I am looking for the Galileos. The ones who take risks to move humanity forward, even by an inch. The ones who aren't distracted by the external world because their internal world is on fire with ideas.

The problem is, when you are surrounded by people who don't share that vision, you don't get the incentive to keep going. You build something complex using AI, and they might look at it and ask, "So, what's the point?" They don't see the art in the architecture.

I Am a Builder

In the middle of this mental chaos, I had a realization. I asked myself, "What am I?"

The answer wasn't "a student" or "a future engineer."

I am a Builder.

I love to create stuff. It’s that simple. And when you are a builder, the satisfaction shouldn't come from the applause at the end. It has to come from the process itself.

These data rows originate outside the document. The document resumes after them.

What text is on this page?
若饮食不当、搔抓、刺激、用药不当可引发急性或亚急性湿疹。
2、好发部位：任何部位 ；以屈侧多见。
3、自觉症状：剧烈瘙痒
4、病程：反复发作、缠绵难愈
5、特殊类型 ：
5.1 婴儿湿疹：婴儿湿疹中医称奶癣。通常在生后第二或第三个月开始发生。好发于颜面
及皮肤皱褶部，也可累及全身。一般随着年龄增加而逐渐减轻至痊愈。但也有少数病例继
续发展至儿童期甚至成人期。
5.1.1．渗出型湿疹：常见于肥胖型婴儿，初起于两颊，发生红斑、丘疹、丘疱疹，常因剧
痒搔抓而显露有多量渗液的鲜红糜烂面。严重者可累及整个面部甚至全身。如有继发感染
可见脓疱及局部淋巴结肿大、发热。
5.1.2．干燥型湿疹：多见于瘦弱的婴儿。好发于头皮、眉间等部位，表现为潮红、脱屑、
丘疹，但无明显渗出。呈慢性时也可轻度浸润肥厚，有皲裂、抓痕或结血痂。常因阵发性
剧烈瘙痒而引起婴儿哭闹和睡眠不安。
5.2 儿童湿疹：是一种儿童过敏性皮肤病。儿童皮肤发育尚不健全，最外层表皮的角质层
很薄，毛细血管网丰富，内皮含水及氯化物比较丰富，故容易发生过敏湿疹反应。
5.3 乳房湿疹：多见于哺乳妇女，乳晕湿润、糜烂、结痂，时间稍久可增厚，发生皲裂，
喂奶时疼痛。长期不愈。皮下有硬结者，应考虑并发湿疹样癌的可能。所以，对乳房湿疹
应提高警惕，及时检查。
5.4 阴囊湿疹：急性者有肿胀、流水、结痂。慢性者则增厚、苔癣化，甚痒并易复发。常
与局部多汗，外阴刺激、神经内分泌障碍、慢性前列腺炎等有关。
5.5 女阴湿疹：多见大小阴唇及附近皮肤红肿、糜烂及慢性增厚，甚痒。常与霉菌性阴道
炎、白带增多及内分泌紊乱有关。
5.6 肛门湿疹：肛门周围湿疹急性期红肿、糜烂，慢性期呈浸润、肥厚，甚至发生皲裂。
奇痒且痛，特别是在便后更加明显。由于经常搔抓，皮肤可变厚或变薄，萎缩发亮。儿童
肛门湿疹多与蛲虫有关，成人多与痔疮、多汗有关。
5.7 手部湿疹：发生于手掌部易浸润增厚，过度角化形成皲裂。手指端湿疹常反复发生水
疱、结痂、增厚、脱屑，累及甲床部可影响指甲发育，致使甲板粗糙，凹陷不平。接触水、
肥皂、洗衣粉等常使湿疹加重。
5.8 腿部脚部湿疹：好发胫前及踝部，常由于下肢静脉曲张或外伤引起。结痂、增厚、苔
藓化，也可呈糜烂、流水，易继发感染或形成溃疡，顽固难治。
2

I’ve been so worried about the destination—about "making it," about finding the right investors, about success—that I forgot the oldest cliché in the book because it happens to be true: It is the journey, not the destination.

Embracing the "Showmanship"

There is nothing wrong with wanting to show off your work. In fact, I think as creators, we need to. Not arrogance, but "Showmanship."

We need to brand ourselves not as people who want to be successful, but as people who are currently building. I need to stop waiting for the perfect prototype or the perfect team. I need to just build, and then show the world what I’ve made.

If I can’t find my tribe immediately, I will build my bat-signal. I will create things so interesting and so genuine that the right people—my fellow builders—will eventually find me.

To The Unanswered Questions

I still have questions. I still have doubts about my discipline. I still feel the urge to be distracted. But I am learning to be okay with being lost.

It is better to be lost and asking questions than to be blindly following a path I didn't choose. I am okay with the unanswered questions because I know that as long as I am building, I am moving forward.

So, to anyone else feeling scattered today: Just build. Don't worry about the result. Fall in love with the work. The rest will follow.